Фантастическое зрелище: Толстой и Достоевский, эти могущественные люди своей родины, - оба внезапно оторваны апокалипсическим трепетом от своего дела, и оба подымают тот же русский крест, оба взывают к Христу - и каждый из них к другому - как к спасителю и искупителю гибнущего мира. Как безумствующие средневековые монахи, стоят они - каждый на своем амвоне враждебные друг другу духовно и в жизни; Достоевский - архиреакционер и защитник самодержавия, проповедующий войну и террор, безумствующий в опьянении могуществом преувеличенной силы, слуга царя, бросившего его в тюрьму, - поклоняется империалистическому, покоряющему мир спасителю. И в противоположность ему Толстой, столь же фанатически насмехающийся над тем, что тот возносит, столь же мистически анархичный, сколь тот мистически раболепен, ставит к позорному столбу царя как убийцу, церковь, государство как воров, проклинает войну - но также с именем Христа на устах и с Евангелием в руках,- и оба гонят мир назад к смирению и тупости, побуждаемые таинственным страхом потрясенной души. Какое-то пророческое предчувствие должно было быть в обоих, когда они с криками выбрасывали в народ свой апокалипсический страх, - предчувствие светопреставления и Страшного суда, ясновидение великих потрясений, которыми беременна русская земля, под их ногами, - ибо что же является долгом и назначением поэта, если не это пророческое предчувствие грядущего во времени пламени и пребывающего в облаках грома, если не напряжение и муки перерождения? Оба призывающие к покаянию, гневные и неистовые пророки, стоят они, трагически освещенные у врат светопреставления, еще раз пытаясь отвратить носящийся в воздухе ужас, - гигантские ветхозаветные фигуры, каких уже не знает наше столетие.

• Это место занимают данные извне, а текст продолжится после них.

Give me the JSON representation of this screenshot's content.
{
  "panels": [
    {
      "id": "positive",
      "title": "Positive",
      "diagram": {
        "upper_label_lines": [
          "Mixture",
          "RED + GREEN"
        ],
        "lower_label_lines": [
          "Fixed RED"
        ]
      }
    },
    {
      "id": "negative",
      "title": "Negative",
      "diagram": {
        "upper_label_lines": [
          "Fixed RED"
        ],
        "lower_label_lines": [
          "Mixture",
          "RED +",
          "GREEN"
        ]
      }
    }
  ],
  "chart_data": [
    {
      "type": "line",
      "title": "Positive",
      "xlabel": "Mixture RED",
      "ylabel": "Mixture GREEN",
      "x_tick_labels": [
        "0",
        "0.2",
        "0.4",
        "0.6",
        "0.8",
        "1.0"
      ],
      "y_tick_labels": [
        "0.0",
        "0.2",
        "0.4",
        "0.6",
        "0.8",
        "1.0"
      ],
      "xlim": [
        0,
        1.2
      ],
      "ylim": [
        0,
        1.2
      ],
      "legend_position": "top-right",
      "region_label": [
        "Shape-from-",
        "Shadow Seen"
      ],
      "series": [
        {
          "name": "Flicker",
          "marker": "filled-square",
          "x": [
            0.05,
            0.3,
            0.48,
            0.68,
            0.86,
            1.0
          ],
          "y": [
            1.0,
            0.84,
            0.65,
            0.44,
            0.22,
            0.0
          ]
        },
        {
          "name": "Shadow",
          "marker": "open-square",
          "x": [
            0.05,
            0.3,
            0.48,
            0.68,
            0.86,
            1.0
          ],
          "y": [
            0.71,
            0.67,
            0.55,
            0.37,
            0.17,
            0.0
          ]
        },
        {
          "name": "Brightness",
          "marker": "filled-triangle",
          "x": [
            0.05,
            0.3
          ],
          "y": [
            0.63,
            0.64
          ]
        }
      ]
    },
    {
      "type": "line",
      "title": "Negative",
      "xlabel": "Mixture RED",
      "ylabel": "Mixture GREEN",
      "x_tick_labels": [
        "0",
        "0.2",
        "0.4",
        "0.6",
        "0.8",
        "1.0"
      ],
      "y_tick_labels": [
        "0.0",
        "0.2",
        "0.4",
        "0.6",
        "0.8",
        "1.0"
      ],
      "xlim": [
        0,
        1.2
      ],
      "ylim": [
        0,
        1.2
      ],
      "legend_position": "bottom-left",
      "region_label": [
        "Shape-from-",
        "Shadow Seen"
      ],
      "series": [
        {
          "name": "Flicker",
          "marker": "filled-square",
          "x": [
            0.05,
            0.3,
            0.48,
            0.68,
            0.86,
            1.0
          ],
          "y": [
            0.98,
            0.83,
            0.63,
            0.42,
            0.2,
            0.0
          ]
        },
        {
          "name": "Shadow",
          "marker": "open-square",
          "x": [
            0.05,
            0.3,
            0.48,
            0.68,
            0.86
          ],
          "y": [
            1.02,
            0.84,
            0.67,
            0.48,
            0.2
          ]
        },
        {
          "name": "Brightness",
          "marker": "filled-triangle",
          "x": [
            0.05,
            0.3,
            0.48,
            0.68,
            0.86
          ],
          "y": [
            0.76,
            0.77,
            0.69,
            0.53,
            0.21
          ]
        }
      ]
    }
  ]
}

Только предчувствовать могут они грядущее, но не изменить мировой порядок. Достоевский насмехается над революцией, и сейчас же после его похорон взрывается бомба, убивающая царя. Толстой бичует войну и требует любви на земле: и четырежды не зазеленела земля над его гробом, когда отвратительнейшее братоубийство опозорило мир. Образы его искусства, от которых сам он отрекся, переживают время, а его учение развивается первым дуновением ветра. Он не видел, но заподозрил падение своего божественного царства, ибо в последний год жизни, когда он спокойно сидел в кругу друзей, слуга принес ему письмо, он его распечатал и прочел: "Нет, Лев Николаевич, я не могу согласиться с вами, что человеческие отношения исправятся одною любовью. Так говорить могут только люди хорошо воспитанные и всегда сытые. А что сказать человеку голодному с детства и всю жизнь страдавшему под игом тиранов? Он будет бороться с ними и стараться освободиться от рабства. И вот перед самой вашей смертью говорю вам, Лев Николаевич, что мир еще захлебнется в крови, что не раз будет бить и резать не только господ, не разбирая мужчин и женщин, но детишек их, чтобы и от них ему не дождаться худа. Жалею, что вы не доживете до этого времени, чтобы убедиться воочию в своей ошибке. Желаю вам счастливой смерти".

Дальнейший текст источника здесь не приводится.